Yangınların erken tespit edilmesi ve hızlı bir şekilde müdahale edilmesi hayati öneme sahiptir. Ancak, Türkiye’de orman yangınlarının erken tespiti için gerekli olan teknolojik altyapı ve sistemlerin yetersizliği ciddi bir sorun oluşturmaktadır. Yangın tespitinde kullanılan insansız hava araçları (İHA) ve yangın gözetleme kulelerinin sayısının yetersiz olması, yangınların büyümesine neden olmaktadır. Özellikle yangın söndürme uçakları ve helikopterlerinin sayısının yetersizliği, yangınların geniş alanlara yayılmasını engellemede büyük bir zorluk yaratmaktadır. Ayrıca, yangınla mücadelede görev alan personelin sayısının ve eğitim düzeyinin yetersizliği, müdahalenin etkinliğini azaltmaktadır. Yangınla mücadelede etkili bir koordinasyon ve yönetim sağlanamaması, müdahale süreçlerinde aksamalara yol açmaktadır. Yerel yönetimlerle merkezi yönetim arasındaki koordinasyon eksiklikleri, kaynakların etkin bir şekilde kullanılmasını engellemektedir. Ayrıca, yangın bölgelerinde hızlı ve doğru kararlar alınması gereken durumlarda bürokratik engeller, müdahale hızını düşürmektedir. Diğer taraftan, iklim değişikliği nedeniyle artan sıcaklıklar ve uzun süren kuraklık dönemleri, orman yangınlarının daha sık ve şiddetli olmasına neden olmaktadır. Ancak, bu yeni duruma uyum sağlayacak uzun vadeli stratejilerin ve hazırlıkların yapılmaması, yangınlarla mücadelede büyük bir zafiyet oluşturmaktadır. İklim değişikliğinin getirdiği risklere karşı alınması gereken önlemler ve uyum stratejileri konusunda yetersiz kalınmaktadır.

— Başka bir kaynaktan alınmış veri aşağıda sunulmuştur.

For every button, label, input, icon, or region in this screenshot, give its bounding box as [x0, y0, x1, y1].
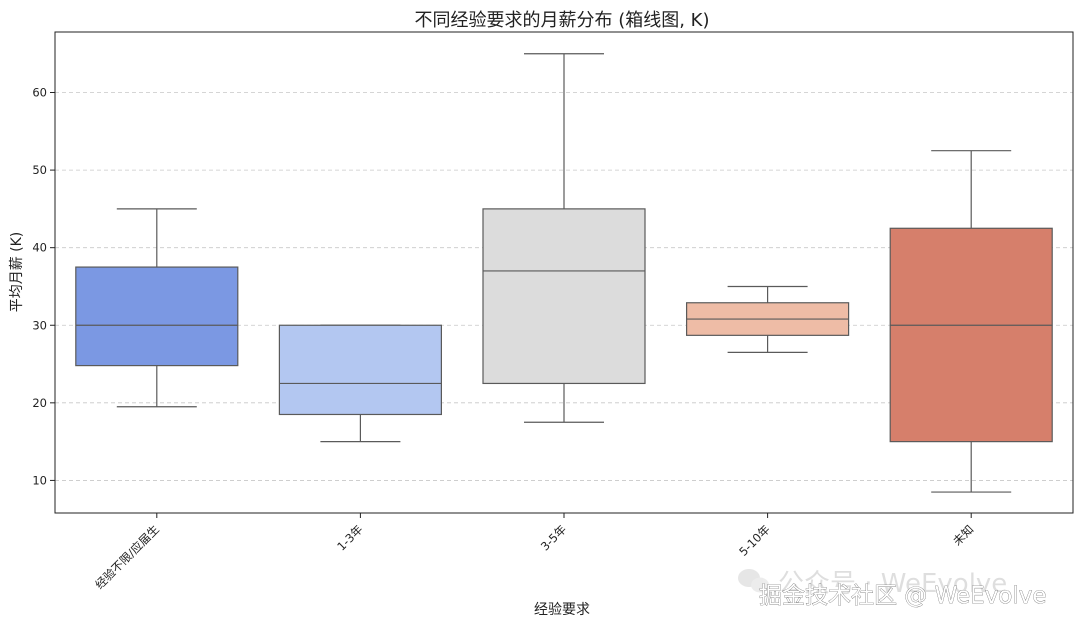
y-tick-label: 20 [32, 396, 47, 410]
x-axis-label: 经验要求 [534, 602, 590, 618]
y-tick-label: 60 [32, 86, 47, 100]
x-tick-label: 5-10年 [736, 522, 772, 558]
y-axis-label: 平均月薪 (K) [9, 232, 25, 313]
x-tick-label: 经验不限/应届生 [92, 522, 162, 592]
iqr-box [278, 324, 442, 416]
box-group [75, 208, 239, 408]
y-tick-label: 30 [32, 318, 47, 332]
box-group [685, 285, 850, 354]
box-group [482, 53, 646, 423]
wechat-icon [738, 569, 769, 593]
x-tick-label: 1-3年 [334, 522, 365, 553]
y-tick-label: 10 [32, 473, 47, 487]
x-tick-label: 3-5年 [538, 522, 569, 553]
iqr-box [482, 208, 646, 385]
watermark-juejin: 掘金技术社区 @ WeEvolve [759, 583, 1047, 609]
watermark-wechat-text: 公众号 · WeEvolve [778, 569, 1007, 599]
plot-frame [54, 31, 1074, 514]
y-tick-label: 50 [32, 163, 47, 177]
box-group [278, 324, 442, 443]
x-tick-label: 未知 [950, 522, 976, 548]
iqr-box [75, 266, 239, 367]
y-tick-label: 40 [32, 241, 47, 255]
iqr-box [889, 227, 1053, 443]
boxes [75, 53, 1053, 493]
watermark-wechat: 公众号 · WeEvolve [738, 569, 1007, 599]
box-group [889, 150, 1053, 493]
chart-title: 不同经验要求的月薪分布 (箱线图, K) [414, 10, 709, 31]
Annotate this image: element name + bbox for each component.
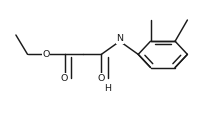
- Text: O: O: [43, 50, 50, 59]
- Text: N: N: [116, 34, 123, 43]
- Text: H: H: [104, 84, 111, 93]
- Text: O: O: [98, 74, 105, 83]
- Text: O: O: [61, 74, 68, 83]
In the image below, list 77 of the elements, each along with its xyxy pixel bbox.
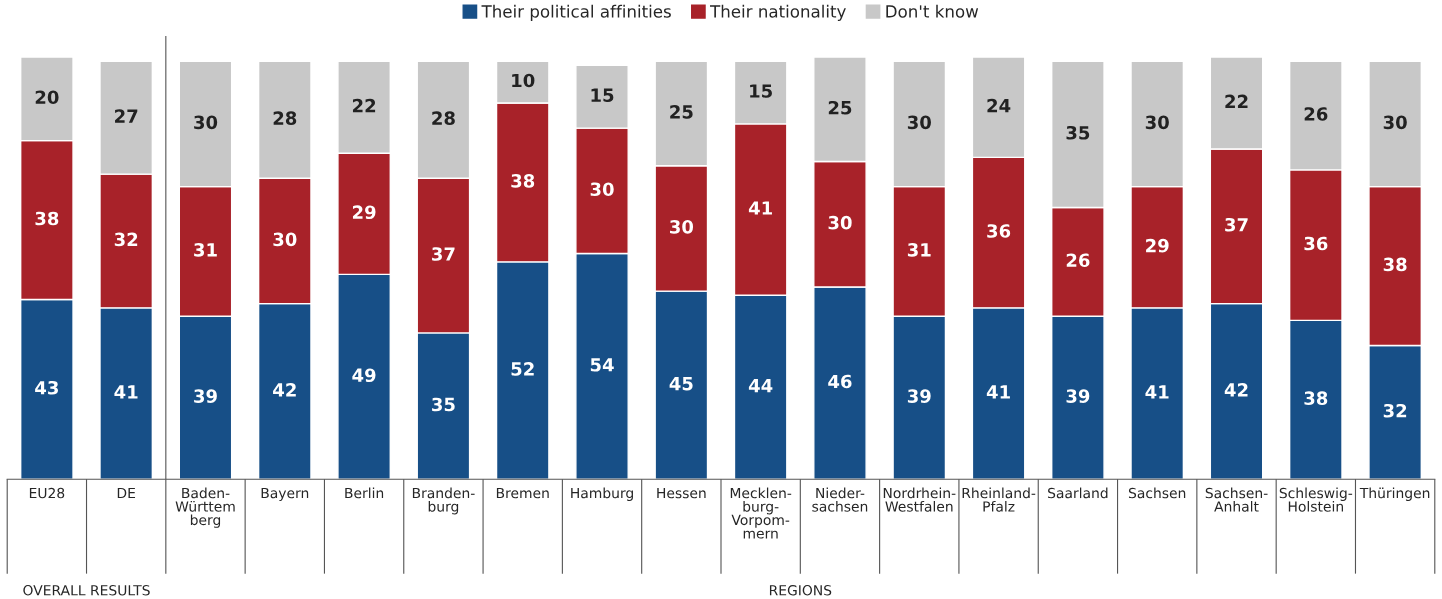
data-label: 37	[1225, 217, 1248, 232]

Toplumun orman yangınları konusundaki bilinç düzeyinin düşük olması ve yangın risklerine karşı yeterince eğitilmemesi, yangınların çıkma olasılığını artırmaktadır. Bunun yanı sıra orman yangınlarıyla mücadelede çok sayıda eksiklik ve zaaf bulunmaktadır. Bu eksikliklerin giderilmesi ve daha etkili stratejiler geliştirilmesi, gelecekteki yangın felaketlerinin önlenmesi ve doğanın korunması açısından hayati önem taşımaktadır. Orman yangınlarının önlenmesi ve erken müdahale konusunda teknolojik altyapının güçlendirilmesi, personelin eğitilmesi, koordinasyonun artırılması, toplumun bilinçlendirilmesi için daha fazla yatırım yapılmasının yanında eğitim ve farkındalık kampanyasına ihtiyaç duyulmaktadır.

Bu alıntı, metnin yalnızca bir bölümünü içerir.